Outra família brasileira na lista é a de Joseph Safra, apresentada como a 40ª maior fortuna da Europa, estimada em 13 bilhões de francos suíços, ou R$ 32 bilhões. Não há cálculo de quanto aumentou a riqueza em um ano porque é nova na classificação. O filho Jacob, 39 anos, reside na Suíça, onde dirige o grupo J. Safra Sarasin.

Em comparação aos dois, a família suíça Landolt, dos herdeiros do fundador da Novartis (ex-Sandoz), tem uma fortuna mais modesta, de 8,2 bilhões de francos suíços, ou R$ 20,3 bilhões, ficando na 76ª posição dos 100 mais ricos do velho continente.

Pierre Landolt, o herdeiro mais conhecido, vive discretamente em sua fazenda Água de Tamanduá, de 3 mil hectares no interior da Paraíba, onde pratica a agricultura ecológica, acompanhado de sua mulher parisiense Catherine.

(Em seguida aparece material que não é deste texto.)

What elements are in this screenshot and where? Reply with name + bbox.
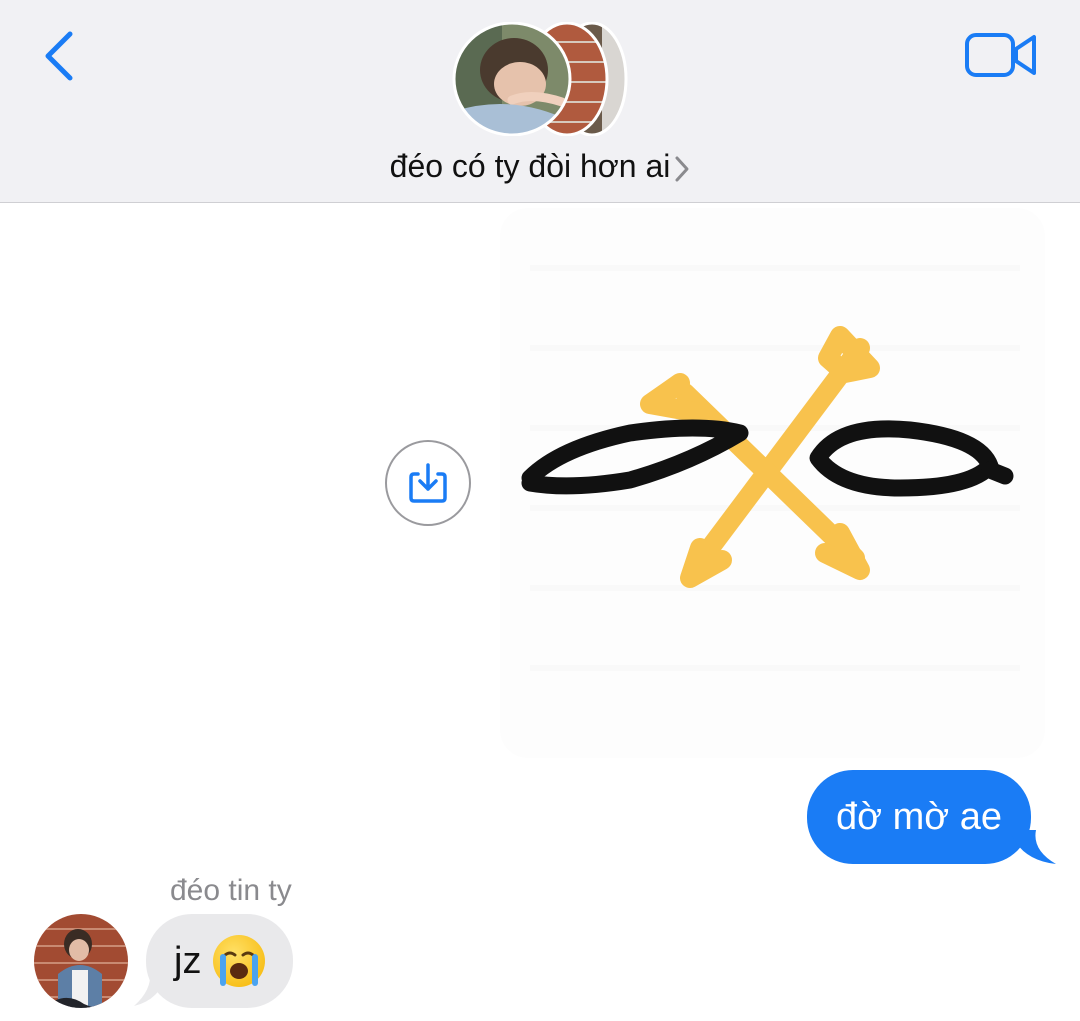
loudly-crying-face-icon	[213, 935, 266, 987]
outgoing-message-bubble[interactable]: đờ mờ ae	[807, 770, 1032, 864]
conversation-title[interactable]: đéo có ty đòi hơn ai	[0, 148, 1080, 185]
video-camera-icon	[965, 33, 1036, 77]
outgoing-message-text: đờ mờ ae	[836, 795, 1003, 838]
group-avatar-stack[interactable]	[452, 21, 632, 137]
group-avatars	[452, 21, 628, 137]
outgoing-bubble-tail	[1010, 830, 1056, 864]
conversation-header: đéo có ty đòi hơn ai	[0, 0, 1080, 203]
incoming-sender-name: đéo tin ty	[170, 874, 292, 907]
chevron-left-icon	[45, 31, 73, 81]
save-sticker-button[interactable]	[385, 440, 471, 526]
drawing-sticker[interactable]	[500, 208, 1045, 758]
incoming-message-text: jz	[174, 939, 202, 982]
facetime-button[interactable]	[964, 30, 1038, 80]
save-tray-icon	[409, 463, 447, 503]
back-button[interactable]	[40, 28, 80, 84]
incoming-message-bubble[interactable]: jz	[146, 914, 294, 1008]
conversation-title-text: đéo có ty đòi hơn ai	[389, 148, 671, 184]
chevron-right-icon	[675, 156, 689, 182]
sender-avatar[interactable]	[34, 914, 128, 1008]
sender-avatar-photo	[34, 914, 128, 1008]
doodle-image	[500, 208, 1045, 758]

Pierre deixa de tempos em tempo o sertão paraibano para participar do conselho de administração do grupo farmacêutico Novartis, do qual é membro graças aos 3,3% detidos pela Fundação Sandoz. Tem também participação na Syngenta, no produtor de relógios de luxo Parmigiani Fleurier, em hotéis como Beau-Rivage e Hotel d’Anglaterre em Genebra e no operador de telecomunicações Interoute.

Em um ano, a riqueza da família Landolt aumentou 1,2 bilhão de francos suíços, ou RS$ 2,9 bilhões, conforme a revista helvética.

A fortuna total dos cem mais ricos da Europa é estimada é 1,327 trilhão de francos suíços (R$ 3,2 trilhões), num salto de 11% em relação ao ano anterior. A soma equivale a dois terços do PIB em 2013 do Brasil, sexta maior economia do mundo.

O espanhol Amancio Ortega Gaona, dono do grupo têxtil Zara, lidera a lista dos bilionários europeus com 58,8 bilhões de francos suíços (R$ 145 bilhões). Seu patrimônio aumentou 9,7 bilhões de francos (R$ 24 bilhões) em um ano.

A família sueca Kamprad, que controla a Ikea, número um mundial de móveis, vem em segundo lugar, com 42 bilhões de francos suíços, sendo 2,6 bilhões a menos do que em 2013.

O francês Bernard Arnault, imperador do luxo com mais de 60 marcas prestigiosas (Don Pérignon, Bulgari, Louis Vuitton, Dior, Givenchy etc.) tem fortuna de 31,5 bilhões, e fica na terceira posição. Aumentou o patrimônio em 1,7 bilhão de francos em um ano, segundo a revista.